ХОТЯ СОБСТВЕННОЕ ДЕТСТВО ПРЕДСТАВЛЯЛОСЬ ЕМУ, конечно, ярче и наряднее. Вспоминалось оно временами подробно, даже до невероятного подробно. Послевоенное детство с еще не везде восстановленными домами, очередями за мукой и воскресными винегретами. Они не знали еще о том, что предшествовало их появлению на свет, а потому и свое существование воспринимали как должное, в войну играли беззаботно и увлеченно и уже любили посмотреть на эту бесценную жизнь сквозь цветное стеклышко.

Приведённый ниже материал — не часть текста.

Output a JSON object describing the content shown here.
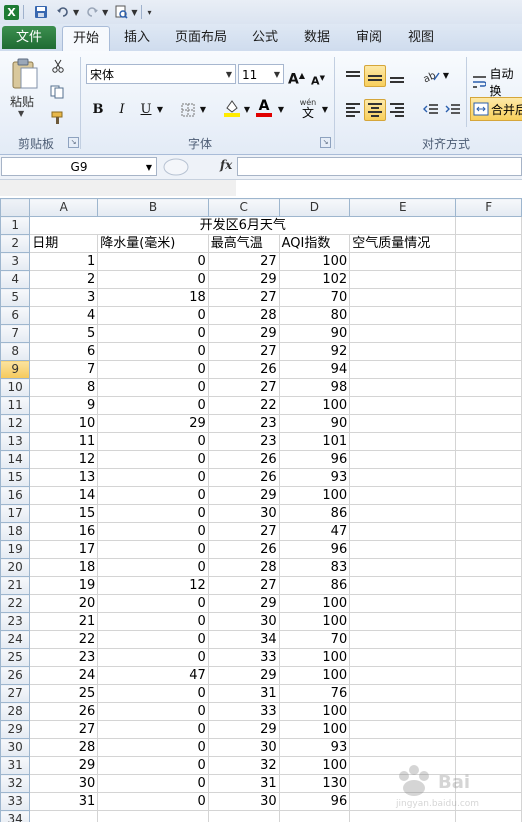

Помнит он, например, голубой стеклянный куб, купленный мамой по случаю, сквозь который любил рассматривать комнату и улицу через окно. Вещи и деревья – все переламывалось в гранях кубика и застывало, как в пантомиме, словно бы желая что-то выразить. Он вертел кубик перед глазами, наслаждаясь послушным перепрыгиванием вещей. Белые слоники с их немецкого(?) радиоприемника покорно выскакивали в окно; в посеревшей листве купалась фарфоровая статуэтка балерины, к лицу балерины тянулся мордой пластмассовый олененок… Над ним оранжевой сферой зависал абажур, дергался, как на ниточке, угрожая накрыть собой весь этот голубой театр. Но так и не дотягивался до балерины и до слоников, и мальчик откладывал кубик с тревожным чувством того, что театр будет продолжаться там без него.
Но это воспоминание так, пустяк. Настоящие же воспоминания – о моментах пробуждения. Они-то и есть жизнь, они-то и важны.
Интересно в этом смысле, что следующий эпизод опять связан с Сашей. Если все же принимать в расчет некий умысел судьбы, то этот был уже вовсе из ряда вон и не делал чести ни ее вкусу, ни чувству меры.
Они с Сашенькой увидели друг друга в бане.
Какой же он, должно быть, еще маленький был, если в баню ходил с матерью, и стало быть глаза его еще не были открыты для женской наготы.
В баню ходили рано, к самому открытию. На стенах, пригревшись за ночь, спали тараканы. Они смотрели в разные стороны, словно сухие блестящие брызги. Мать обливала их из шайки кипятком. С этого и начиналась баня.
Он садился на скамейку, которая не походила на теперешние, мраморные, а вся была какая-то пестрая, словно из орехов, залитых коричневой смолкой. Похожа на плитку казинак. Шайки гремели, как неведомые ему музыкальные инструменты, глухо звучали голоса.
И вот в этот банный гул отворилась дверь и вошла Сашенька. Взглянув на нее, он вдруг впервые туманно постиг смысл того, что они оба нагие. И что оба они разные. И что уж совсем непонятно – ему стало стыдно своей наготы.
Сашенька смотрела на него, улыбалась и ничуть не собиралась прятаться. Он же, глядя на Сашу, вспомнил вдруг, как они с мальчишками весной снимали с ольховых веток кору, нежно-зеленую, почти белую изнутри. Под корой обнаруживалась сама ветка. Она была гладкая, сочащаяся, с приоткрывшимися вдруг изгибами и плавными углублениями. И понял он тогда, что это красиво.
ДЕЛО, ОДНАКО, В ТОМ, была ли там в бане действительно Саша. Чем дальше он уходил от этого дня, тем меньше в нем оставалось уверенности. Как и в том, с Сашей ли он боролся за бабочку.